Burstein shows how even the endlessly supportive Jon has his limits, feeling increasingly desperate as Tess sinks further into a melancholic rabbit hole. Nixon has the toughest role on stage: a caring daughter becoming more careworn, as her silent resentments mount. There’s the tragic family event that, for her, sent her and her mom askew; she also resents that Jon seems closer to Marjorie (although, as he points out, sometimes not being family means he has more space to be close to Marjorie).

Tess is growingly convinced that aging is just a cycle with a known, bad end—losing control, going for dinner with friends, talking about the weather, over and over again until death.
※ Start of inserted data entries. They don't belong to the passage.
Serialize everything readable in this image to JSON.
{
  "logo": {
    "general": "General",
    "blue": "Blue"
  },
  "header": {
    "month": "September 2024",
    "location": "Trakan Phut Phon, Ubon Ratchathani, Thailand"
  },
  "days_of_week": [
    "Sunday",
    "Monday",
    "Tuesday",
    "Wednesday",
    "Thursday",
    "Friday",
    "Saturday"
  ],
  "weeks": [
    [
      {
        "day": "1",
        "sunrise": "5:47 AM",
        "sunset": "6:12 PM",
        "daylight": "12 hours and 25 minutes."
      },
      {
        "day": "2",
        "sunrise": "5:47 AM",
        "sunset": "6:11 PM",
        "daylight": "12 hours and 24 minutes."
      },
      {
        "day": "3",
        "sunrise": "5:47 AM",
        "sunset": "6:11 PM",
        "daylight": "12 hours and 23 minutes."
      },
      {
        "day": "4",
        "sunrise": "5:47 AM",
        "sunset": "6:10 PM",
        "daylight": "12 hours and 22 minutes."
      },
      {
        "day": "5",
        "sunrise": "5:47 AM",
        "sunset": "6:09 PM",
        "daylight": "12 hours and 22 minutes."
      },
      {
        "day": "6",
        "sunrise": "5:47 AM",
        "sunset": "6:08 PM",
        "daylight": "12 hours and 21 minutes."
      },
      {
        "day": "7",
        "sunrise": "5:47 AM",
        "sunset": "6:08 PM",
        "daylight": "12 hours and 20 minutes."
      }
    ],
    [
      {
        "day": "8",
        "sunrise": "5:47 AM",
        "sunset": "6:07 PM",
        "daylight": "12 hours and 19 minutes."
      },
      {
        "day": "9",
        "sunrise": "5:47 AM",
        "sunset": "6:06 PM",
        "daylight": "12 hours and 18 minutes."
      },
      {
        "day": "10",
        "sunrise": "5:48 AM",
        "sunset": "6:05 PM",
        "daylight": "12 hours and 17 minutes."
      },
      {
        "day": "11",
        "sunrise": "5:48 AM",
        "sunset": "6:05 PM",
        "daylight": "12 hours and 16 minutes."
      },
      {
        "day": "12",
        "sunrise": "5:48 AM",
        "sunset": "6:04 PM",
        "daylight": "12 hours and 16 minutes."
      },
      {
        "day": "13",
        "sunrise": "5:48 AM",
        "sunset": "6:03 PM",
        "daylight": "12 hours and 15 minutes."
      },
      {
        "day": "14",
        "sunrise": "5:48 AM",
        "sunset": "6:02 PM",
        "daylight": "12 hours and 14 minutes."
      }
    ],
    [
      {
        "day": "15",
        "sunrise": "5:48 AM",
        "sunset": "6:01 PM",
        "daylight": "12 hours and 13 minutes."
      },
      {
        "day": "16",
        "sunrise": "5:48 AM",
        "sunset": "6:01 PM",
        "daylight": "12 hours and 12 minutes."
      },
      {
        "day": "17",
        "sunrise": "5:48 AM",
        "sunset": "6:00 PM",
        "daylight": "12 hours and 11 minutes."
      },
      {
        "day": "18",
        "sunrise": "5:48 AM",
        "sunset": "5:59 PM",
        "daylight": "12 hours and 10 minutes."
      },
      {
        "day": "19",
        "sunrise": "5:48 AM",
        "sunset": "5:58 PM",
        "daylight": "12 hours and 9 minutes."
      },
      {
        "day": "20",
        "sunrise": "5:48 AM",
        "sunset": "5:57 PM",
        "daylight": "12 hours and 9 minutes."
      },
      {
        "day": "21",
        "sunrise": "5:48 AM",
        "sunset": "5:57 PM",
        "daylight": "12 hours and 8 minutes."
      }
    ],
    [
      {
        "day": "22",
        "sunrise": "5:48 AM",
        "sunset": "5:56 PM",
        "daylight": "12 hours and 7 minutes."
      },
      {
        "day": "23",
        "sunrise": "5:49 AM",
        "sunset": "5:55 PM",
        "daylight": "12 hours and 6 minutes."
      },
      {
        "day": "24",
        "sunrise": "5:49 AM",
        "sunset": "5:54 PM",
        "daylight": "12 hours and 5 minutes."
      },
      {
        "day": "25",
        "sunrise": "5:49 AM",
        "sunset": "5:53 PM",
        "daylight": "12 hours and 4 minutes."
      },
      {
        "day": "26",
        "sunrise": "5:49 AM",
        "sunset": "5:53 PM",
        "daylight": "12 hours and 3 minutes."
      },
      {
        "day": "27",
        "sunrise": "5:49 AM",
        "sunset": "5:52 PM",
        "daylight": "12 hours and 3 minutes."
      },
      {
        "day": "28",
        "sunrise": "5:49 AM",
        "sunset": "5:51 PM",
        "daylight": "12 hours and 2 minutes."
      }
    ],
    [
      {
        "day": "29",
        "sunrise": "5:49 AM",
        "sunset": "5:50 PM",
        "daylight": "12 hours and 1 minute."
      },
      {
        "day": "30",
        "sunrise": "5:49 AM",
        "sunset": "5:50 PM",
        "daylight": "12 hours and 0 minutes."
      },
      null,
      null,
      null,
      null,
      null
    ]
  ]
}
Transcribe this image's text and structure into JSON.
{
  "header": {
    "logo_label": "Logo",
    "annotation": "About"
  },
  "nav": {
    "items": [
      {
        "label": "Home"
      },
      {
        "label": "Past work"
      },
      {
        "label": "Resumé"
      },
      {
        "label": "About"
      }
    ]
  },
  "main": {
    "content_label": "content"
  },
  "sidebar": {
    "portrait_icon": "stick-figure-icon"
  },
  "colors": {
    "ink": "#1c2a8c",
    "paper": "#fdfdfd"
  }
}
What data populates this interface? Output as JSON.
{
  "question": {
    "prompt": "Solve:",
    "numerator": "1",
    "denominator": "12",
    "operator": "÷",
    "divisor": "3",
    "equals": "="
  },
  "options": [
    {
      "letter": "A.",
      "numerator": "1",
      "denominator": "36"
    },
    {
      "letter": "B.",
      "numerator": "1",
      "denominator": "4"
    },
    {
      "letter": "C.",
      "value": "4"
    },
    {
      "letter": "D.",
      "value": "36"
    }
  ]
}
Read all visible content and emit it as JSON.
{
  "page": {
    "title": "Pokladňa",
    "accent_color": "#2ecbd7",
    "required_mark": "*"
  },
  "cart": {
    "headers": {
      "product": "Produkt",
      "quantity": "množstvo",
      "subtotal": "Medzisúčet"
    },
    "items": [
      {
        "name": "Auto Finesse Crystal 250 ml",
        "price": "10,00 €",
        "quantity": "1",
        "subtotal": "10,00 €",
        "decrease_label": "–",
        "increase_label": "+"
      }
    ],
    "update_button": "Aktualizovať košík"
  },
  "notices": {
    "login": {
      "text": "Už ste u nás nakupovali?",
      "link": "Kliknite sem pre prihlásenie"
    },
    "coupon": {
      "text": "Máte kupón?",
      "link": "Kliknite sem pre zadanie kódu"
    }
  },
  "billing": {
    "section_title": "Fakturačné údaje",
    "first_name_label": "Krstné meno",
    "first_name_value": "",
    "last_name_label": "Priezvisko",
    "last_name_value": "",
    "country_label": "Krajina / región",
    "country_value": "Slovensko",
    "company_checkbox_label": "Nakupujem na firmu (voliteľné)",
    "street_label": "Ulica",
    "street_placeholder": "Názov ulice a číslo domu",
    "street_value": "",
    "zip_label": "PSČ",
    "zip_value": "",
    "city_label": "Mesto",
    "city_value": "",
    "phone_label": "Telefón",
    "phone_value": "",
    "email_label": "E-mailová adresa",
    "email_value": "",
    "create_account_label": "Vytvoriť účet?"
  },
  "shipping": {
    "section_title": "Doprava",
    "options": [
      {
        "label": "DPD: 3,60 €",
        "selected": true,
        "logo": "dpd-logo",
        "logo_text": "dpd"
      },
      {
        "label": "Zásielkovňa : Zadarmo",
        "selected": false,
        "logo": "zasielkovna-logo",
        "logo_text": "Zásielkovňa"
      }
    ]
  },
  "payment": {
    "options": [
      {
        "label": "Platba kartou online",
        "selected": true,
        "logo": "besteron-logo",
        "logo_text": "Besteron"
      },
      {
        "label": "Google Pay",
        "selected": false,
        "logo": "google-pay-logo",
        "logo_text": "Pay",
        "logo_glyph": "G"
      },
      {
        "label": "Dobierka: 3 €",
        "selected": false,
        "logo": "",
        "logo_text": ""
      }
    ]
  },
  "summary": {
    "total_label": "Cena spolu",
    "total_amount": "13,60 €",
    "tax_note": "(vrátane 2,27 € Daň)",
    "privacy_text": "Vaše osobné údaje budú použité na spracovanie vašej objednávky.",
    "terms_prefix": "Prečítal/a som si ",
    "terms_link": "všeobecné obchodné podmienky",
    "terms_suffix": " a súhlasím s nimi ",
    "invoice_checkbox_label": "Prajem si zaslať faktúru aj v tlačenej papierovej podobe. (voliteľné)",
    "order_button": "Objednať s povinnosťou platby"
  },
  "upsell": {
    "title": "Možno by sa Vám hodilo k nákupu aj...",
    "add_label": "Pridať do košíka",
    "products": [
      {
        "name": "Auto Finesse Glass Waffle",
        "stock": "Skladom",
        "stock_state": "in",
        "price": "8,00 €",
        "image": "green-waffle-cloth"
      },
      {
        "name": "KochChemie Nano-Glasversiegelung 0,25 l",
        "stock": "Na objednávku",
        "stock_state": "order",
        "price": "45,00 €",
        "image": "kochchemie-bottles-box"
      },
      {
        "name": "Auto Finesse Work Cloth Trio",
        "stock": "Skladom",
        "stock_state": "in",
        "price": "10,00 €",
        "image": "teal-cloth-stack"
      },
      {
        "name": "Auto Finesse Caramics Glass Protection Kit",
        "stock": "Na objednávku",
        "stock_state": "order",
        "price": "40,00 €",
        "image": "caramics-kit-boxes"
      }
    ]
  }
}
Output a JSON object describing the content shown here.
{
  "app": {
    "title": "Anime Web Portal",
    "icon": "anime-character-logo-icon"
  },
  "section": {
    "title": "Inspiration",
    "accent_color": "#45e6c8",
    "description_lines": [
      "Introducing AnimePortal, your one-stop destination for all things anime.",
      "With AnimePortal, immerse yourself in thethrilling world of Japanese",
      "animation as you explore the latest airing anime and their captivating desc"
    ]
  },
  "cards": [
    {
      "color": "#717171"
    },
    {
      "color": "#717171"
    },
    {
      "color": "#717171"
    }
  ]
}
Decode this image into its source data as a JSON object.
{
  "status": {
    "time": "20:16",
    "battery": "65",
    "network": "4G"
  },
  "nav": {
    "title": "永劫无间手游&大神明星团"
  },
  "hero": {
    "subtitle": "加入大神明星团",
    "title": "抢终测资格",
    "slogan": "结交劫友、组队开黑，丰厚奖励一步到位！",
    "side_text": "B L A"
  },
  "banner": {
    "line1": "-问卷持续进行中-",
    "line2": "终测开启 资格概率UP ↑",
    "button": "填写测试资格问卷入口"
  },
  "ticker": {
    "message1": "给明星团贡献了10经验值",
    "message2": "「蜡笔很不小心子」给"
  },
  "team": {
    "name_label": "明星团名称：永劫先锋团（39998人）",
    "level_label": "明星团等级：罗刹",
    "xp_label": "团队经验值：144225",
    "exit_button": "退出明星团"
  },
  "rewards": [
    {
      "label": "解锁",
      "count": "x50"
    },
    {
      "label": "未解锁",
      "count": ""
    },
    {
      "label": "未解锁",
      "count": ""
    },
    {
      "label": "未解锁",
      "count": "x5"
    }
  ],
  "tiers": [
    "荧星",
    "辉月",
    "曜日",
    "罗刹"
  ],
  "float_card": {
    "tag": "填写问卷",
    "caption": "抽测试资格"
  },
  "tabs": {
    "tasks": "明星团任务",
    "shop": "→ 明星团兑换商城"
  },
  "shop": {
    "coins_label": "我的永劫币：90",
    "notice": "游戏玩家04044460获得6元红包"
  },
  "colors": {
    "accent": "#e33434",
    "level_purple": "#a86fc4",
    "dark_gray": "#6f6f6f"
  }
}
She cannot stand the idea.

What Jon can stand, or what he will accept, is the play’s final thicket of complication. He isn’t sure he wants the demi-humanness of the Primes around him, and the final scene featuring a trio of them—so calm and gentle on the surface—speaks to a telling, if unspoken, absence on stage.

Marjorie Prime asks why and how we should accept our passage through life and path to death—and it does so with a witty directness alongside a sense of wrenching inquiry and elegy. Is it all over when we die, asks the play? And even as it proffers the possibility of comfort provided by a tech-rejuvenated loved one, it quietly answers itself: Maybe it should be.

Christopher Lowell
Christopher Lowell Joan Marcus

At the play’s heart is the dazzlingly adept Squibb. Her Marjories (real and Prime) are measured, funny, vulnerable, and tough—two colorful, intriguing human portraits.

“I just hope people realize that there are no laws about age, about aging,” Squibb told the Daily Beast last year. “You can continue to do so many things. And people are so different at my age. I know other 90-year-olds doing different things than I’m doing. You just shouldn’t stop yourself… I guess I’ve always broken rules. I just don’t know how to live otherwise.”

Book a ticket right now to see Squibb break the rules in the best way possible.